The British pound slipped for a second consecutive day on Wednesday, fueled by a combination of soft labour market data and growing political uncertainty surrounding Prime Minister Keir Starmer. Reports in UK media indicated that Starmer may be facing potential leadership challenges, adding to market volatility and weighing on sterling.
Political Concerns Weigh on Sterling
Several British media outlets reported on Wednesday that allies of Prime Minister Starmer warned he would resist any attempts to unseat him. Health Secretary Wes Streeting also publicly denied claims that he was plotting to overthrow the Prime Minister.
“The pound is staying weak and you’d think it probably does relate to this Starmer story,” said Chris Turner, head of research at ING.
“The uncertainty around the post-budget environment demands extra risk premium for sterling.”
Investors are increasingly cautious as political tensions add uncertainty to the UK’s post-budget environment, raising concerns over the pound’s near-term performance.
Sterling Performance Against Major Currencies
The pound was last down 0.2% against the US dollar, trading at $1.3125. Against the euro, sterling slipped 0.1% to 88.26 pence, approaching its lowest level in over two and a half years.
Despite this recent weakness, sterling has gained roughly 5% against the dollar so far this year. However, market nerves are rising ahead of the UK government’s November 26 budget, with expectations of tax increases to balance public finances.
Economic and Budgetary Pressures
The outlook for public finances has worsened due to previous plans to scale back welfare spending cuts and a projected downgrade in productivity forecasts by the UK’s budget watchdog. These developments, combined with political uncertainty, have added pressure on the pound.
Meanwhile, British government bonds underperformed compared to their European and US peers. The 10-year gilt yield rose by three basis points, reflecting investor caution.
Bank of England Rate Cuts on the Horizon
Market participants are pricing in a roughly 75% probability of a quarter-point interest rate cut from the Bank of England in December. This expectation follows Tuesday’s labour market data showing the unemployment rate ticked up to 5%, while pay growth excluding bonuses slowed to 4.6% over the three months to September.

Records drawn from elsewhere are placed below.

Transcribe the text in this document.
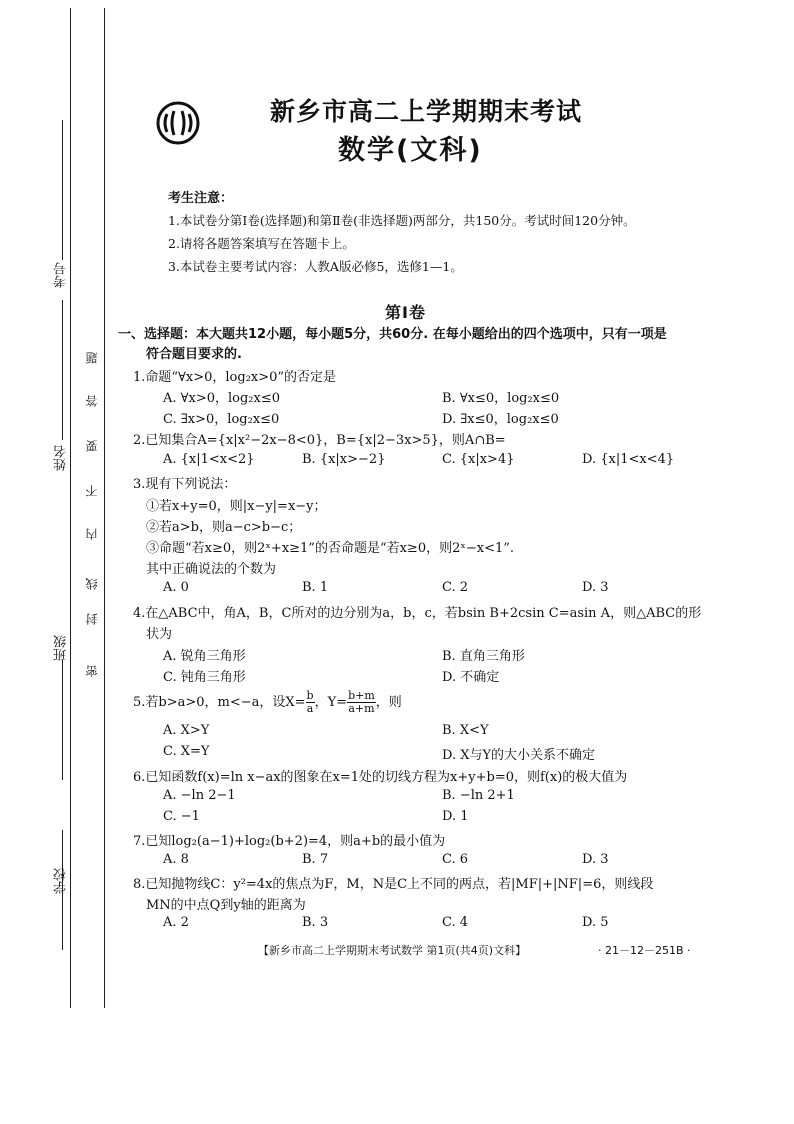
考号
姓名
班级
学校
密
封
线
内
不
要
答
题
新乡市高二上学期期末考试
数学(文科)
考生注意：
1.本试卷分第Ⅰ卷(选择题)和第Ⅱ卷(非选择题)两部分，共150分。考试时间120分钟。
2.请将各题答案填写在答题卡上。
3.本试卷主要考试内容：人教A版必修5，选修1—1。
第Ⅰ卷
一、选择题：本大题共12小题，每小题5分，共60分. 在每小题给出的四个选项中，只有一项是
符合题目要求的.
1.命题“∀x>0，log₂x>0”的否定是
A. ∀x>0，log₂x≤0	B. ∀x≤0，log₂x≤0
C. ∃x>0，log₂x≤0	D. ∃x≤0，log₂x≤0
2.已知集合A={x|x²−2x−8<0}，B={x|2−3x>5}，则A∩B=
A. {x|1<x<2}	B. {x|x>−2}	C. {x|x>4}	D. {x|1<x<4}
3.现有下列说法：
①若x+y=0，则|x−y|=x−y；
②若a>b，则a−c>b−c；
③命题“若x≥0，则2ˣ+x≥1”的否命题是“若x≥0，则2ˣ−x<1”.
其中正确说法的个数为
A. 0	B. 1	C. 2	D. 3
4.在△ABC中，角A，B，C所对的边分别为a，b，c，若bsin B+2csin C=asin A，则△ABC的形
状为
A. 锐角三角形	B. 直角三角形
C. 钝角三角形	D. 不确定
5.若b>a>0，m<−a，设$X= \frac{b}{a}$ ，$Y= \frac{b+m}{a+m}$ ，则
A. X>Y	B. X<Y
C. X=Y	D. X与Y的大小关系不确定
6.已知函数f(x)=ln x−ax的图象在x=1处的切线方程为x+y+b=0，则f(x)的极大值为
A. −ln 2−1	B. −ln 2+1
C. −1	D. 1
7.已知log₂(a−1)+log₂(b+2)=4，则a+b的最小值为
A. 8	B. 7	C. 6	D. 3
8.已知抛物线C：y²=4x的焦点为F，M，N是C上不同的两点，若|MF|+|NF|=6，则线段
MN的中点Q到y轴的距离为
A. 2	B. 3	C. 4	D. 5
【新乡市高二上学期期末考试数学 第1页(共4页)文科】	· 21－12－251B ·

“We think the UK economy is weaker relative to the euro area, which should pave the way for a weaker pound here,” said Mohamad Al-Saraf, FX strategist at Danske Bank.
Recent statements from Bank of England rate-setter Megan Greene acknowledged the slowdown in wage growth but highlighted concerns about potential high pay settlements next year. Greene voted with the majority to maintain the Bank Rate at last week’s policy meeting.
Outlook for Sterling
The combination of political uncertainty, muted economic growth, and looming fiscal pressures suggests that sterling may face continued volatility in the coming weeks. Investors are closely monitoring both UK domestic politics and economic indicators to gauge the pound’s trajectory ahead of the budget announcement and potential monetary policy changes.